魔将でありながら武人肌で、なんかやたら長い名前の将軍だったが、正々堂々と戦ってくれた。
おかげで……バックアタックが成功した!
うん、どっちが悪党か分からないので、この時の闘いの詳細は墓まで持っていくつもりだ……。
まあなんだ……歴史は勝者が創るものだと良く言うことだし、細かいことは気にせず先に進めるとしよう。
―――でまあ、そんなわけで……閉ざされた魔王の間の扉を、肩慣らしも兼ねてオリジナル (笑)な必殺剣で粉砕してみたのだが……。
あれ? 魔王がいねーよ?!
「誰もいない……だと?」
「まさか……逃げ出したのではないですわよね?」
「はは、まさか魔王が逃げるわけが……ないよな?」
「配下の魔将は全滅。
有象無象の下っ端魔族も、ほぼ全員が敗走。
世界の3分の1に及んだ魔王の支配も瓦解済。
しかも、城に残っていた。

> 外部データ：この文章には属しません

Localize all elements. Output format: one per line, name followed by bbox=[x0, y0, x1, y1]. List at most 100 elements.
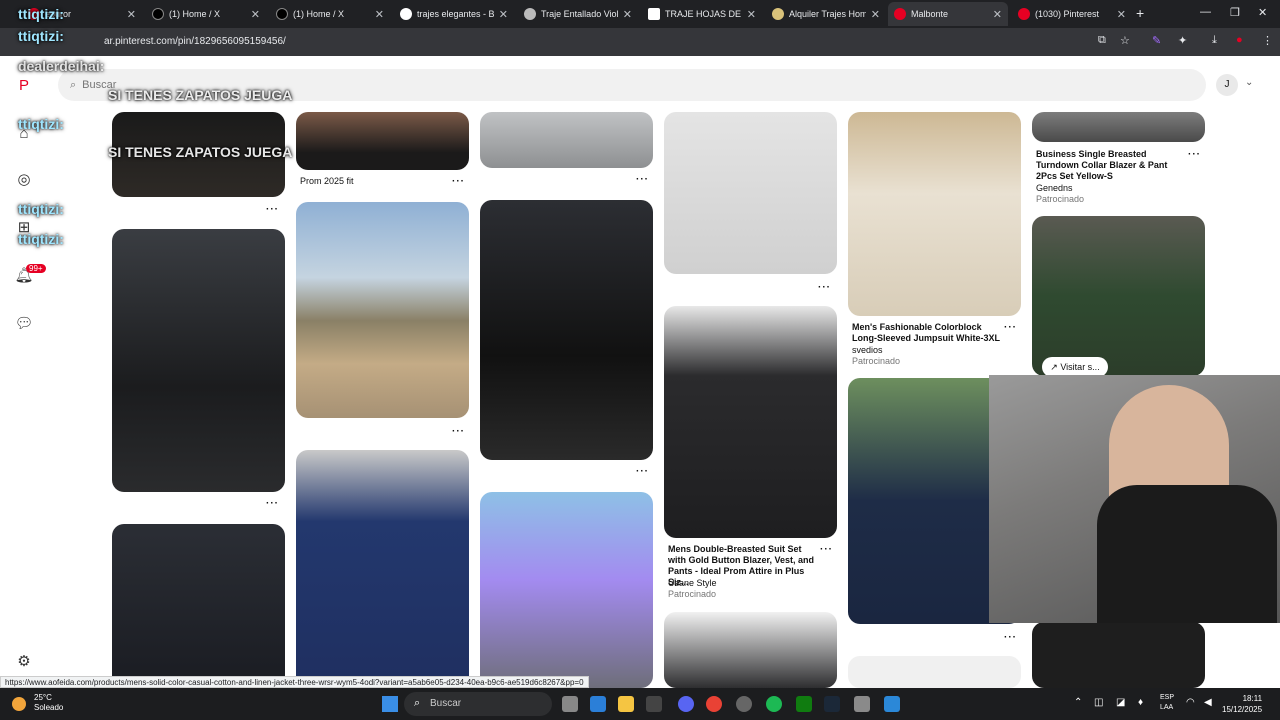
more-options-icon[interactable]: ··· bbox=[1188, 149, 1201, 160]
pin-seller[interactable]: Genedns bbox=[1036, 183, 1073, 193]
more-options-icon[interactable]: ··· bbox=[452, 176, 465, 187]
close-icon[interactable]: ✕ bbox=[499, 8, 508, 21]
taskbar-search[interactable]: Buscar bbox=[404, 692, 552, 716]
file-explorer-icon[interactable] bbox=[618, 696, 634, 712]
discord-icon[interactable] bbox=[678, 696, 694, 712]
edge-icon[interactable] bbox=[590, 696, 606, 712]
pin-image[interactable] bbox=[480, 200, 653, 460]
windows-taskbar: 25°C Soleado Buscar ⌕ ⌃ ◫ ◪ ♦ ESP LAA ◠ … bbox=[0, 688, 1280, 720]
microphone-icon[interactable]: ♦ bbox=[1138, 697, 1143, 708]
chevron-down-icon[interactable]: ⌄ bbox=[1245, 77, 1253, 88]
pin-seller[interactable]: svedios bbox=[852, 345, 883, 355]
windows-start-icon[interactable] bbox=[382, 696, 398, 712]
pin-image[interactable] bbox=[1032, 216, 1205, 376]
more-options-icon[interactable]: ··· bbox=[636, 174, 649, 185]
tab-5[interactable]: Traje Entallado Violet ✕ bbox=[518, 2, 638, 26]
download-icon[interactable]: ⤓ bbox=[1212, 34, 1217, 47]
pin-image[interactable] bbox=[296, 450, 469, 688]
settings-app-icon[interactable] bbox=[854, 696, 870, 712]
profile-icon[interactable]: ● bbox=[1236, 34, 1243, 46]
close-icon[interactable]: ✕ bbox=[871, 8, 880, 21]
extension-icon[interactable]: ✎ bbox=[1152, 34, 1161, 47]
more-options-icon[interactable]: ··· bbox=[820, 544, 833, 555]
maximize-icon[interactable]: ❐ bbox=[1230, 6, 1240, 19]
tab-label: Alquiler Trajes Homb bbox=[789, 9, 866, 19]
tab-2[interactable]: (1) Home / X ✕ bbox=[146, 2, 266, 26]
language-indicator[interactable]: ESP LAA bbox=[1160, 693, 1174, 713]
visit-site-button[interactable]: ↗ Visitar s... bbox=[1042, 357, 1108, 377]
app-icon[interactable] bbox=[884, 696, 900, 712]
extensions-puzzle-icon[interactable]: ✦ bbox=[1178, 34, 1187, 47]
app-tray-icon[interactable]: ◪ bbox=[1116, 697, 1125, 708]
pin-title[interactable]: Men's Fashionable Colorblock Long-Sleeve… bbox=[852, 322, 1004, 344]
close-icon[interactable]: ✕ bbox=[993, 8, 1002, 21]
bookmark-star-icon[interactable]: ☆ bbox=[1120, 34, 1130, 47]
xbox-icon[interactable] bbox=[796, 696, 812, 712]
chat-username: ttiqtizi: bbox=[18, 6, 64, 22]
obs-icon[interactable] bbox=[736, 696, 752, 712]
pin-image[interactable] bbox=[1032, 112, 1205, 142]
tab-4[interactable]: trajes elegantes - Bus ✕ bbox=[394, 2, 514, 26]
weather-widget[interactable]: 25°C Soleado bbox=[34, 693, 63, 713]
visit-label: Visitar s... bbox=[1060, 362, 1100, 372]
tray-chevron-icon[interactable]: ⌃ bbox=[1074, 697, 1082, 708]
settings-gear-icon[interactable]: ⚙ bbox=[14, 652, 34, 672]
lang-code: ESP bbox=[1160, 694, 1175, 701]
clock[interactable]: 18:11 15/12/2025 bbox=[1222, 693, 1262, 715]
pin-image[interactable] bbox=[664, 612, 837, 688]
pin-image[interactable] bbox=[848, 656, 1021, 688]
pin-image[interactable] bbox=[112, 229, 285, 492]
explore-icon[interactable]: ◎ bbox=[14, 170, 34, 190]
minimize-icon[interactable]: — bbox=[1200, 6, 1211, 18]
pin-seller[interactable]: Uzane Style bbox=[668, 578, 717, 588]
volume-icon[interactable]: ◀ bbox=[1204, 697, 1212, 708]
new-tab-button[interactable]: + bbox=[1136, 5, 1144, 21]
chrome-icon[interactable] bbox=[706, 696, 722, 712]
network-icon[interactable]: ◫ bbox=[1094, 697, 1103, 708]
pin-image[interactable] bbox=[664, 306, 837, 538]
close-icon[interactable]: ✕ bbox=[375, 8, 384, 21]
tab-3[interactable]: (1) Home / X ✕ bbox=[270, 2, 390, 26]
date: 15/12/2025 bbox=[1222, 705, 1263, 714]
wifi-icon[interactable]: ◠ bbox=[1186, 697, 1195, 708]
tab-malbonte[interactable]: Malbonte ✕ bbox=[888, 2, 1008, 26]
more-options-icon[interactable]: ··· bbox=[1004, 632, 1017, 643]
avatar[interactable]: J bbox=[1216, 74, 1238, 96]
more-options-icon[interactable]: ··· bbox=[818, 282, 831, 293]
pin-image[interactable] bbox=[480, 492, 653, 688]
url-field[interactable]: ar.pinterest.com/pin/1829656095159456/ bbox=[104, 33, 286, 51]
left-rail: P ⌂ ◎ ⊞ 🔔︎ 99+ 💬︎ ⚙ bbox=[0, 56, 48, 688]
pin-image[interactable] bbox=[112, 524, 285, 688]
tab-6[interactable]: TRAJE HOJAS DE MA ✕ bbox=[642, 2, 762, 26]
more-options-icon[interactable]: ··· bbox=[452, 426, 465, 437]
more-options-icon[interactable]: ··· bbox=[266, 204, 279, 215]
close-icon[interactable]: ✕ bbox=[1117, 8, 1126, 21]
pin-image[interactable] bbox=[296, 112, 469, 170]
pin-image[interactable] bbox=[296, 202, 469, 418]
close-icon[interactable]: ✕ bbox=[251, 8, 260, 21]
close-icon[interactable]: ✕ bbox=[127, 8, 136, 21]
pin-image[interactable] bbox=[480, 112, 653, 168]
close-icon[interactable]: ✕ bbox=[747, 8, 756, 21]
more-options-icon[interactable]: ··· bbox=[266, 498, 279, 509]
pin-title[interactable]: Business Single Breasted Turndown Collar… bbox=[1036, 149, 1188, 182]
spotify-icon[interactable] bbox=[766, 696, 782, 712]
task-view-icon[interactable] bbox=[562, 696, 578, 712]
close-window-icon[interactable]: ✕ bbox=[1258, 6, 1267, 19]
pin-image[interactable] bbox=[664, 112, 837, 274]
more-options-icon[interactable]: ··· bbox=[1004, 322, 1017, 333]
tab-7[interactable]: Alquiler Trajes Homb ✕ bbox=[766, 2, 886, 26]
close-icon[interactable]: ✕ bbox=[623, 8, 632, 21]
pin-image[interactable] bbox=[1032, 622, 1205, 688]
pinterest-logo-icon[interactable]: P bbox=[14, 76, 34, 96]
steam-icon[interactable] bbox=[824, 696, 840, 712]
more-options-icon[interactable]: ··· bbox=[636, 466, 649, 477]
tab-pinterest[interactable]: (1030) Pinterest ✕ bbox=[1012, 2, 1132, 26]
messages-icon[interactable]: 💬︎ bbox=[14, 314, 34, 334]
store-icon[interactable] bbox=[646, 696, 662, 712]
pin-caption: Prom 2025 fit bbox=[300, 176, 354, 186]
menu-icon[interactable]: ⋮ bbox=[1262, 34, 1273, 47]
pin-image[interactable] bbox=[848, 112, 1021, 316]
pinterest-icon bbox=[894, 8, 906, 20]
install-icon[interactable]: ⧉ bbox=[1098, 34, 1106, 47]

最強と謳われた魔将も……瞬殺。
―――僕が魔王なら、逃げる。全力で逃げる」
「…………」
「…………」
「…………」
「…………」
あははは……そりゃまそうだわな……万全の状態で攻めてきたチート勇者を、馬鹿正直に玉座で待ち構える必要は無いわな……。
一応念の為に玉座の裏側の床を調べたが、隠し階段などは無い。
オレたちは、がらんとした魔王の間で、空の玉座を前に、お互い見つめ合い。微妙な顔で力なく笑うことしか出来なかった……。
ざんねん!! オレの ぼうけんは これで おわってしまった!!
てれれんれんれんれんてんてんてんてんてんれんれんれんてってってん♪ ……て、どうしてこうなった?!
即興で仕上げた、エイプリルフールネタですw
一応、IFにはなっています。
主人公の性格や口調が微妙に違うのは、魔王と勇者の立場の違いによる影響です。